Sigma Journal of Engineering and Natural Sciences, vol.40, no.4, pp.724-731, 2022 (ESCI) identifier

  • Publication Type: Article / Article
  • Volume: 40 Issue: 4
  • Publication Date: 2022
  • Doi Number: 10.14744/sigma.2022.00088
  • Journal Name: Sigma Journal of Engineering and Natural Sciences
  • Journal Indexes: Emerging Sources Citation Index (ESCI), Scopus, Academic Search Premier, Directory of Open Access Journals
  • Page Numbers: pp.724-731
  • Keywords: Artificial Neural Network, Black Sea, Colifor, Deep Sea Discharge
  • Ondokuz Mayıs University Affiliated: Yes

Abstract

Due to the increasing population, urbanization and economic reasons, it is inevitable to use deep-sea discharges. The fact that there is no alternative and less pollution of the environment is the reason for the preference of deep-sea discharges. In this study, it is aimed to estimate the coliform values of the Tekkekoy deep sea discharge system, which is chosen as an application area, by using a radial-based artificial neural network structure.

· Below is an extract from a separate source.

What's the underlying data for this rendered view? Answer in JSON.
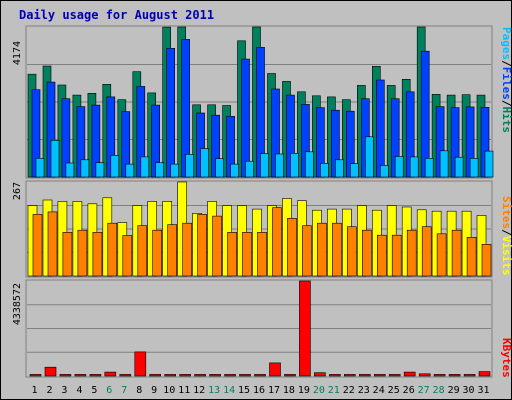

Firstly, samples taken from the field were examined in a laboratory environment. Values obtained as a result of laboratory studies were used as input in Radial basis artificial neural network (RBNN) architecture. It has been determined that the models prepared by using various combinations have correlation values ranging from 91.5% to 97.2%. The best performing models were models prepared using 10 neurons. From these successful results, it was determined that RBNN structures are useful in coliform prediction.